Data Modeler Jobs – Information Technology Team
Liberty Mutual Jobs
Liberty Mutual is looking for Data Modelers to join the Information Technology Team in the Seacoast Area of New Hampshire. Watch this video to learn more about a Data Modeler job with Liberty Mutual.
Data Modeler Jobs with Liberty Mutual
Recognized by Business Week Magazine as one of the best places to launch a career, Liberty Mutual is a Fortune 500 company with the breadth, depth and financial security you can count on. For more than 95 years Liberty Mutual’s purpose has been to help people live safer, more secure lives. The Information Technology division at Liberty Mutual presents outstanding opportunities to work on exciting and emerging technologies. It also presents the opportunity to work with great people, many of whom are leaders in their technology fields. Opportunities currently exist for experienced Data Modelers to join the Information Technology Team.

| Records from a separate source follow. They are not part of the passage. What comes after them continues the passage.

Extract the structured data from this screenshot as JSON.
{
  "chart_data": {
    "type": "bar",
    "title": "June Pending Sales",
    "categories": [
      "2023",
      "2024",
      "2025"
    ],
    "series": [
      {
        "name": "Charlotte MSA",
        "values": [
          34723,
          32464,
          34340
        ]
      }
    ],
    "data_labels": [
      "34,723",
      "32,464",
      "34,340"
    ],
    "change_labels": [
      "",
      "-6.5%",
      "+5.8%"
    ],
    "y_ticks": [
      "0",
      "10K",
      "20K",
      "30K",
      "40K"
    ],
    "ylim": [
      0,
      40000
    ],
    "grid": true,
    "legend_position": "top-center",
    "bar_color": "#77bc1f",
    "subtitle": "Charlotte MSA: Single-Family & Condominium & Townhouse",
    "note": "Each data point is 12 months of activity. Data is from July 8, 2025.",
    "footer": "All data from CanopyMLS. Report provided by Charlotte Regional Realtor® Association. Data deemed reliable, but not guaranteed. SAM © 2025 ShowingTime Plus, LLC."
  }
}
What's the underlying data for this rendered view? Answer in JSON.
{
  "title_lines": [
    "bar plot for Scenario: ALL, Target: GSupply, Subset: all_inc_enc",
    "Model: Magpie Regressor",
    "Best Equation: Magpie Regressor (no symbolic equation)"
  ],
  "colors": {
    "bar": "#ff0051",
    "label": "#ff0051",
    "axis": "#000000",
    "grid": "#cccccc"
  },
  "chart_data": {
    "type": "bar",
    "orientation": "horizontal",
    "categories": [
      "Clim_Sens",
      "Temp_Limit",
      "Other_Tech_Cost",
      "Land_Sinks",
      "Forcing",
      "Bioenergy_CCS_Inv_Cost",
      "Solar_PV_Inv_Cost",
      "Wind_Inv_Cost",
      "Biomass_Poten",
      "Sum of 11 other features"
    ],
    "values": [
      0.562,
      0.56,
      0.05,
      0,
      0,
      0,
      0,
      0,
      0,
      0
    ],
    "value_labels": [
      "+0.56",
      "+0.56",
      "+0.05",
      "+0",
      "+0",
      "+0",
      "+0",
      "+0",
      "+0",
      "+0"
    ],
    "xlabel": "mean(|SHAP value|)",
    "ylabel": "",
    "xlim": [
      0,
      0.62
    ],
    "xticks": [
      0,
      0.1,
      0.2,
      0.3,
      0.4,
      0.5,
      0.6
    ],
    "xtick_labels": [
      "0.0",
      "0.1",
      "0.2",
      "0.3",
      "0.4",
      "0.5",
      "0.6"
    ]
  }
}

In this role, you’ll design and develop data models based on user and project requirements. You’ll translate business requirements into tangible data requirements through collaborative work with business partners and information management architects. Qualified candidates should have an understanding of both transactional and analytical database design concepts. You should have hands-on experience with forward and reverse engineering, and experience with industry modeling tools like CA Erwin Model Manager. A bachelor’s degree in Computer Science or a related field is required. Advance your IT career at Liberty Mutual!
What is Data Modeling?
Data modeling is a way to structure and organize data so it can be used easily by databases. Unstructured data can be found in word processing documents, email messages, audio or video files, and design programs. Data modeling doesn't want these "ugly" data; rather, data modeling wants data that is all made up in a nice, neat package for processing by a database. So in a way, data modeling is concerned with how the data looks. Data modeling is routinely used in conjunction with a database management system. Data that has been modeled and made ready for this system can be identified in various ways, such as according to what they represent or how they relate to other data. The idea is to make data as presentable as possible, so analysis and integration can be done with as little effort as necessary.
We can also think of data modeling as instructions for building a database. Concentrate on the word model, and you'll get what we're going after here. To make a "pretty" database, you will want to follow a model as a means toward your desired end. For example, if you want to analyze how many people in a given congressional district voted in the last election, you will naturally want to include a column for which party each person voted for. That kind of analysis will be valuable to members of all political parties, and it is the kind of detail that you can build into the database from the ground up, instructing the database management system to include that column of information in the resulting database. If you wanted to analyze that information specifically but didn't include a column for it in your database, you'd spend lots of time collating the data — effort that would not be necessary if you had followed the data model in the first place. Data modeling is therefore a very important skill to implement when building databases.